Dutch competitor Randstad last month reported quite similar results with the firm also saying revenue decline was starting to ease in the quarter. ManpowerGroup, the third-largest staffing firm in the world, also saw first quarter revenues slip with the company expecting slight improvements this year. Compared to its closest peers, Adecco has been underperforming in the important French market and also clearly lost considerable ground in Japan.
Europe still difficult in Q1
In the firm’s largest single market, France, revenues totalled €1.1 billion, down -17% (or -15% adjusted for trading days) compared to the previous year. The firm said the gap to the market narrowed despite a -24% decline in permanent placement revenues.
In the UK & Ireland, revenues were flat at constant currency (+4% in constant currency and adjusted for trading days) and reached €456 million.
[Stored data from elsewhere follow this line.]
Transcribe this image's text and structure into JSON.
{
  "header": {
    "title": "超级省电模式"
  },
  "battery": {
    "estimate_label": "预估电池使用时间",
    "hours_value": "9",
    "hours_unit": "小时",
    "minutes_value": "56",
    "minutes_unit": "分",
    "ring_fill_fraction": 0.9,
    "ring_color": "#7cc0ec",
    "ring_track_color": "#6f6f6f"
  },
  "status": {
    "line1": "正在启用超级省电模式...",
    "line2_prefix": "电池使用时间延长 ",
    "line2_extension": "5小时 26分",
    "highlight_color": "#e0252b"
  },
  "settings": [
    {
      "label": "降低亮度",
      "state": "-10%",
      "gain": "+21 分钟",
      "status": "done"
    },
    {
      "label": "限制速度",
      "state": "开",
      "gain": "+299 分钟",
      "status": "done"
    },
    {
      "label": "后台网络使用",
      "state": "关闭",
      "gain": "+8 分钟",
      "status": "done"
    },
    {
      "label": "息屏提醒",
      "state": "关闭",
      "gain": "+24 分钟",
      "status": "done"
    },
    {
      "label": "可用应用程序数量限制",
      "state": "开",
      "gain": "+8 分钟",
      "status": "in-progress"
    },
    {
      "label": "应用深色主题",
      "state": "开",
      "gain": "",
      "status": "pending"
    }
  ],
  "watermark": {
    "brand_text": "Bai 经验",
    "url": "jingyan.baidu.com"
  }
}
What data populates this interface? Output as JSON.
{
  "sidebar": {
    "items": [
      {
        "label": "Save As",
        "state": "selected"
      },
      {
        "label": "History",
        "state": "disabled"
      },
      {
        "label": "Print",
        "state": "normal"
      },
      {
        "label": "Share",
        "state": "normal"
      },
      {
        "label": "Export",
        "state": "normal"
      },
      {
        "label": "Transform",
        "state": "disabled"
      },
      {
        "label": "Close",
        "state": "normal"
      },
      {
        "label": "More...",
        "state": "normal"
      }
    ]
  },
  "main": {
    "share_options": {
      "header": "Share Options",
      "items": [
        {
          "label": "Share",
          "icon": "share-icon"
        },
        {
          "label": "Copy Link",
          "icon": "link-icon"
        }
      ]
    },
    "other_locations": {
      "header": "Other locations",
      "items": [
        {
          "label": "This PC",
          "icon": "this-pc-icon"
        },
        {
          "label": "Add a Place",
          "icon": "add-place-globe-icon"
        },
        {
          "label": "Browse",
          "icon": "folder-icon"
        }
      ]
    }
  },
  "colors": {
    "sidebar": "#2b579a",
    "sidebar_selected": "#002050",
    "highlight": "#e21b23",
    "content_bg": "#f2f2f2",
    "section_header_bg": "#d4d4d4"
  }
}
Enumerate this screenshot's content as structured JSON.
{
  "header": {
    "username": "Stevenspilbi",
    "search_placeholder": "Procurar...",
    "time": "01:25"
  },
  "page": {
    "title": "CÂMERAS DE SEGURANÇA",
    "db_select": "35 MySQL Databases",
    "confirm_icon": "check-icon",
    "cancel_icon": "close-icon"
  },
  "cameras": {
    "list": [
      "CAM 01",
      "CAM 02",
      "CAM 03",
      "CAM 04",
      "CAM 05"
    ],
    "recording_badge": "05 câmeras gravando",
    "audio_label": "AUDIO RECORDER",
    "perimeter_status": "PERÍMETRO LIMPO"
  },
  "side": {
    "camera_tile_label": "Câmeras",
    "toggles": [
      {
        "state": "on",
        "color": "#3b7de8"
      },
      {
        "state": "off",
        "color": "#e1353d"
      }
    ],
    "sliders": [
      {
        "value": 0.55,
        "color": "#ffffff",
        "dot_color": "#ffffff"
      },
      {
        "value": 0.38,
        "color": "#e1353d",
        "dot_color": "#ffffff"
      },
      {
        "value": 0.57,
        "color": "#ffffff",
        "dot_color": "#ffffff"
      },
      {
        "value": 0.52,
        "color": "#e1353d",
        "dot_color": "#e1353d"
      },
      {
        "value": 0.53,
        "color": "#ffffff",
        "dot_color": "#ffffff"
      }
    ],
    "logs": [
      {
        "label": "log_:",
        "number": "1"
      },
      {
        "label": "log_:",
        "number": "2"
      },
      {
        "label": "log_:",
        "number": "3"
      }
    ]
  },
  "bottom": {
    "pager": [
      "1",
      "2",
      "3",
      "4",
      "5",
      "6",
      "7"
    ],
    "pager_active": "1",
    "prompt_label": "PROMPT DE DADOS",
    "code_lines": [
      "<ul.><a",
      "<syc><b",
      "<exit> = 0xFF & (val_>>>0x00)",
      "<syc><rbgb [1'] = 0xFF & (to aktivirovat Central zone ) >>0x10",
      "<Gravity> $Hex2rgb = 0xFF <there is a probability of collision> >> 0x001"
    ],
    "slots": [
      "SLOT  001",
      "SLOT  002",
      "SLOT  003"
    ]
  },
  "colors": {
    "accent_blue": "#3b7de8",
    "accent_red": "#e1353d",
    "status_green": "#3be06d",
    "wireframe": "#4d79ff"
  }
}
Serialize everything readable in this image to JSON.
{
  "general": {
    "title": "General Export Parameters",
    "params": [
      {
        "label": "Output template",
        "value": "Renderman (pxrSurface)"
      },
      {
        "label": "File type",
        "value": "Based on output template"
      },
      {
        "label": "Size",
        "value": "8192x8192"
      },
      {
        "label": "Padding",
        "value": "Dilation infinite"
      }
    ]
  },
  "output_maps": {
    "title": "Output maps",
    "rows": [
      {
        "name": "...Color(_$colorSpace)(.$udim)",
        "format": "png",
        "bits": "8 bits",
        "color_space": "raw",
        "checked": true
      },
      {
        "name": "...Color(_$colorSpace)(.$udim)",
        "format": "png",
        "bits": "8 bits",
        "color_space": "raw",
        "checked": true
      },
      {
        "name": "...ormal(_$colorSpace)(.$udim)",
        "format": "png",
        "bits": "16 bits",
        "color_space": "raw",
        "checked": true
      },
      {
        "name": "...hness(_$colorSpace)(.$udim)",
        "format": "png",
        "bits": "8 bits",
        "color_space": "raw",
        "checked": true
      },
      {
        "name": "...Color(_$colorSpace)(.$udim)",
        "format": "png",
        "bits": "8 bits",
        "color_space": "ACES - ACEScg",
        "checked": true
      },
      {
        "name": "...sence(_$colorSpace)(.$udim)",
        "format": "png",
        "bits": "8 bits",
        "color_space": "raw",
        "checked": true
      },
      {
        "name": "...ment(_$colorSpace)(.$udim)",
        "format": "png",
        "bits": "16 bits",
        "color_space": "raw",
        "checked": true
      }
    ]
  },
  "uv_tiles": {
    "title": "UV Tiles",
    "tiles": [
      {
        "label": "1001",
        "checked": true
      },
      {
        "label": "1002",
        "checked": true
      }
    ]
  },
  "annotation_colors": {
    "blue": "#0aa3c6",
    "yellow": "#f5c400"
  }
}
Permanent placement revenues fell -26% in constant currency.
In Germany & Austria, revenues declined -8% organically (-4% organically and adjusted for trading days) to €373 million. The recruiter blamed this on the timing of bank holidays and generally lower demand. In Switzerland revenues fell -9% in constant currency (-5% in constant currency and adjusted for trading days).
Revenues in Italy declined -6% (-4% adjusted for trading days) while in the Benelux countries, revenues fell -9% (-6% adjusted for trading days). The company suggested that revenue development was below the market in the Netherlands, but ahead of the market in Belgium.
In the Nordics, revenue dropped -6% in constant currency (-1% in constant currency and adjusted for trading days) with the firm noting declines in Sweden and Norway. In Iberia, revenues fell by -9% (-5% adjusted for trading days), as economic conditions in the region remained difficult.
Markets outside Europe showed mixed results. In North America, revenues increased +2% organically (+4% organically and adjusted for trading days) to €888 million. But in Japan, revenues were down a sharp -21% in constant currency (-15% in constant currency and adjusted for trading days) to €292 million. The company attributed the weak performance to the completion of several outsourcing projects during 2012.
In Australia & New Zealand, revenues were down -11% in constant currency (-8% in constant currency and adjusted for trading days) to €117 million. In Emerging Markets, revenue grew +4% in constant currency (+8% in constant currency and adjusted for trading days) to €449 million, mainly driven by Latin America.
Demand for staff remains weak, MSP and VMS grows
In the quarter, the firm saw revenue decline in its largest business segments. The General Staffing business (Office & Industrial) reported a -9% fall in revenue at constant currency to €3.4 billion. Revenues in the Industrial business were down -10% in constant currency with weaker performances seen in France, Italy, Germany and Austria.
Professional Staffing revenues fell -4% in constant currency (-2% organically) with North America reporting growth and France posting a further decline. In Information Technology, revenues were down -7% in constant currency (-2% organically).
Revenue in the firm’s Engineering & Technical business was down -1% in constant currency despite revenue in this segment growing by +10% in France. In Finance & Legal , revenues dropped -2% in constant currency.
The Medical & Science business posted a -4% revenue fall at constant currency while Adecco’s Solutions business posted growth of +5% in constant currency, driven by MSP (Managed Service Programmes) and VMS (Vendor Management System).
In early trading, given the suggestion of a bottoming market, investors were inspired enough to raise the company’s share price by over +1% to CHF 51.30. Based on this stock price, the firm has a market value of €7.8 billion (CHF 9.6 billion).